Em Terra do Fogo, a paisagem da cidadezinha do interior, a casa da saudosa tia, a conversa com Alarico, a leitura do dossiê, deflagram um fluxo de memória do narrador. “... tinha voltado um pedaço de minhas memórias que eu não sabia que estavam comigo ainda”, diz ele, em solilóquio (pág. 11).

Com a leitura do dossiê o narrador monta o quebra-cabeça familiar Jaci/Alarico, a vida sentimental dela, a militância política dele, as injustiças sofridas etc.

Em Édouard Dujardin, o tempo ficcional na novela A canção dos loureiros (1888) acontece em um dia. O tempo ficcional de Terra do Fogo é mais minimalista: uma noite.

Joyce, no também mítico romance Ulysses (1922), o tempo ficcional se esgota em 24 horas, no qual desfilam temas como judaísmo, comunismo, paródias, pastiches. Terra do Fogo também fala de comunistas, judeus etc.

Joyce bebeu na fonte de Dujardin: A canção dos loureiros inaugura “o monólogo interior” na literatura. Joyce confessou a influência, no gesto de honestidade intelectual, ao poeta, crítico, escritor e tradutor Valéry Larbaud, autor da versão de Ulysses para a língua francesa.

O que demonstra: Edmar Oliveira tem um arquétipo literário exemplar. O minimalismo do tempo ficcional, a memória puxando a trama, a humanidade que imprime aos seus personagens, tudo é promissor num autor que nasceu em 1951.

MEIO SÉCULO DE HISTÓRIA

Terra do Fogo concentra em seu bojo mais de meio século de história do século XX. Fala em 1940 e 2001. Tempo que abarca ascensão e queda das ditaduras do proletariado (1917-91), do nazifascismo – Itália, Benito Mussolini (1883-1945), Alemanha – Adolfo Hitler (1889-1945).

No Brasil, o tempo histórico que imprime carnadura ficcional a Terra do Fogo se reporta às ditaduras de Getúlio Vargas no Estado Novo e do militares golpistas (1964-85).
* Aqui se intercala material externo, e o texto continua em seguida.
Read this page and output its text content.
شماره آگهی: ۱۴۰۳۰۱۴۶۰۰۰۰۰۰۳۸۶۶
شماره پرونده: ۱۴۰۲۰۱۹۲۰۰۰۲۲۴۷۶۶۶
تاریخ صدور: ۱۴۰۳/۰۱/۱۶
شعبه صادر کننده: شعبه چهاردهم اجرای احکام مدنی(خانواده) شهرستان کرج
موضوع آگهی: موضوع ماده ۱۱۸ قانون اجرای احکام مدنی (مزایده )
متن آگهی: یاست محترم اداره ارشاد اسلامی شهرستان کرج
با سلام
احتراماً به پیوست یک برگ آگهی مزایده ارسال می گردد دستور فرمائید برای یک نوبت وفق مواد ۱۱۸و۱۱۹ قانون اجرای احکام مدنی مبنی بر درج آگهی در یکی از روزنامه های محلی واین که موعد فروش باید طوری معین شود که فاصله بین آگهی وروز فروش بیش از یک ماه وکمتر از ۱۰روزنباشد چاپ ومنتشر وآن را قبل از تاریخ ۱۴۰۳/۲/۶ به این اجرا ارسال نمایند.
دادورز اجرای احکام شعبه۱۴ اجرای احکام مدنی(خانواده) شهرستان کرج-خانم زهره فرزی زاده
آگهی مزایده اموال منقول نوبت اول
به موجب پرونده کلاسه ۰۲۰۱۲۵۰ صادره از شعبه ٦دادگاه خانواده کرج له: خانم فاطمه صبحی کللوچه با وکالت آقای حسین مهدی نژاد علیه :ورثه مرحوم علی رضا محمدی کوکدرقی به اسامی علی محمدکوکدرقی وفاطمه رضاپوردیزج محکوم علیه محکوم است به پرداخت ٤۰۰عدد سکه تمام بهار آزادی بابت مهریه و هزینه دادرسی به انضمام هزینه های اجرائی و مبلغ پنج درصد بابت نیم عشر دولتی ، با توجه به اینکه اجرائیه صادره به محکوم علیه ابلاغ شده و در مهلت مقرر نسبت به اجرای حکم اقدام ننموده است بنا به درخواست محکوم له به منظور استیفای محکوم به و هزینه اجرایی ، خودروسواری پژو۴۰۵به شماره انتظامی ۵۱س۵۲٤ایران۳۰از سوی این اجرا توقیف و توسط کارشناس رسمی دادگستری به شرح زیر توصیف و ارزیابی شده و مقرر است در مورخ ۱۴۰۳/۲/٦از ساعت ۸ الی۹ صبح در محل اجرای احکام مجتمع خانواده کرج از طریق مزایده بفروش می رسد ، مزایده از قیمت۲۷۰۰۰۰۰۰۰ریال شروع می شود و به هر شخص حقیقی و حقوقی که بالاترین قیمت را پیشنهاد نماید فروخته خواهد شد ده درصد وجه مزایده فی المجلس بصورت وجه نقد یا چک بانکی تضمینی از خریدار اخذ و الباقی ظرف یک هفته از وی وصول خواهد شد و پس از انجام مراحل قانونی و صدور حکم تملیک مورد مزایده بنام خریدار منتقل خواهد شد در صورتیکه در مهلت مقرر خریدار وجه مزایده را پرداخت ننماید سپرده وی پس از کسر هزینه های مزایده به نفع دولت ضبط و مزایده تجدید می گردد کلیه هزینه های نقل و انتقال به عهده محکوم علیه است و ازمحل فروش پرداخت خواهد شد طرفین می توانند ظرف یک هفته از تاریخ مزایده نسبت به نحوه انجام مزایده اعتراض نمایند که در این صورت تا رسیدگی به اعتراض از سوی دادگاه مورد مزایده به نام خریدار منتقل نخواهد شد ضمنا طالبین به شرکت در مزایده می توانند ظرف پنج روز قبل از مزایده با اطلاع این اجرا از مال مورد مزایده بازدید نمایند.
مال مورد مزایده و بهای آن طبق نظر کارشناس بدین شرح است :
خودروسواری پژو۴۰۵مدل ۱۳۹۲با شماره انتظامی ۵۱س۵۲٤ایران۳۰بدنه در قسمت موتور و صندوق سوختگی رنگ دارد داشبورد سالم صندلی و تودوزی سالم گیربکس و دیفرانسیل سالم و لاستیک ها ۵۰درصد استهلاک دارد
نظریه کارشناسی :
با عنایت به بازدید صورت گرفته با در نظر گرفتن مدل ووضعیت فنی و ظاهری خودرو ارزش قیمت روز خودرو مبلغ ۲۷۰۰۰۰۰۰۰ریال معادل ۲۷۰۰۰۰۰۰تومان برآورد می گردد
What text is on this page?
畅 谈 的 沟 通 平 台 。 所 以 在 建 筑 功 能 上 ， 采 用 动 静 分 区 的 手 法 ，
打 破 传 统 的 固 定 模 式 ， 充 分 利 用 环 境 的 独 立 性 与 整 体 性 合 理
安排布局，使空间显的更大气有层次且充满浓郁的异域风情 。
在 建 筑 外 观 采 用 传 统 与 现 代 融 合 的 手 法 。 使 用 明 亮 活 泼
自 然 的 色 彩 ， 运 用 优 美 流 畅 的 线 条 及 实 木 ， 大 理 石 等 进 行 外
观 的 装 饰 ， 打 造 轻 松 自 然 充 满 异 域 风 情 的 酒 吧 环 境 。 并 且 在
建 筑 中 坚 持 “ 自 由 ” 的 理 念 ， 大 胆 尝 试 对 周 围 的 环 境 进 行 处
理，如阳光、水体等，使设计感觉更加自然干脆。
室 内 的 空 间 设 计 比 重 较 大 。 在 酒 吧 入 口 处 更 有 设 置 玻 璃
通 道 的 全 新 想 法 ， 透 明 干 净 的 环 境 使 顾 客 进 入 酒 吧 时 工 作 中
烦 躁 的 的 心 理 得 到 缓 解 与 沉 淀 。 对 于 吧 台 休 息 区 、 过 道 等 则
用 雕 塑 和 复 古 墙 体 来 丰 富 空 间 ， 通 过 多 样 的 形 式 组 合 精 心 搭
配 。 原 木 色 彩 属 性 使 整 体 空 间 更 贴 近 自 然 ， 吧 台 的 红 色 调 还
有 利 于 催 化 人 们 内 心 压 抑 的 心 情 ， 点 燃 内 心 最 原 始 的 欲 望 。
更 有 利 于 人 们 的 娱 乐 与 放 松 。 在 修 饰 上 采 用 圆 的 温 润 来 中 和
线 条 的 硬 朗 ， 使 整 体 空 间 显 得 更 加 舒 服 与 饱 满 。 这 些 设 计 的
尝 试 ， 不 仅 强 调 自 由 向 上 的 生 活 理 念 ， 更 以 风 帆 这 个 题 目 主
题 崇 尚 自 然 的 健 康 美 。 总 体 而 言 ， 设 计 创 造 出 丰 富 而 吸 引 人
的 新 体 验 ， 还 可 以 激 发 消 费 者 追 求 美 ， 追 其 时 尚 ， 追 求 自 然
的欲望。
O golpe militar teve apoio de alguns civis. Inclusive dos governadores do Rio de Janeiro, Carlos Lacerda, do Piauí, Petrônio Portela, do Maranhão, José Sarney, de Minas Gerais, Magalhães Pinto. Depois Lacerda rompeu e foi cassado. Petrônio chegou a ser ministro da Justiça da ditadura. E Sarney, no Congresso Nacional, presidio o PDS, partido da ditadura.

LIXÃO DA HISTÓRIA

O nazifascismo foi pro lixão da história. No monturo histórico também estão as ditaduras estado novista e dos militares golpistas. E o comunismo que o professor Alarico apologizou ao narrador quando criança, também deu com os burros n’água.

A tentativa de mudar a desumanidade perversa e excludente do capitalismo via classe operária – ou concretamente pela sua vanguarda – redundou na maior falácia histórica do século XX.

A ditadura do proletariado desmoronou no mar de lama da tirania, dos campos de concentração, da corrupção, do atraso econômico, cultural e espiritual em 1989-91. O que existe neste surpreendente século XXI como o protótipo do comunismo são a Coreia do Norte, Cuba e China.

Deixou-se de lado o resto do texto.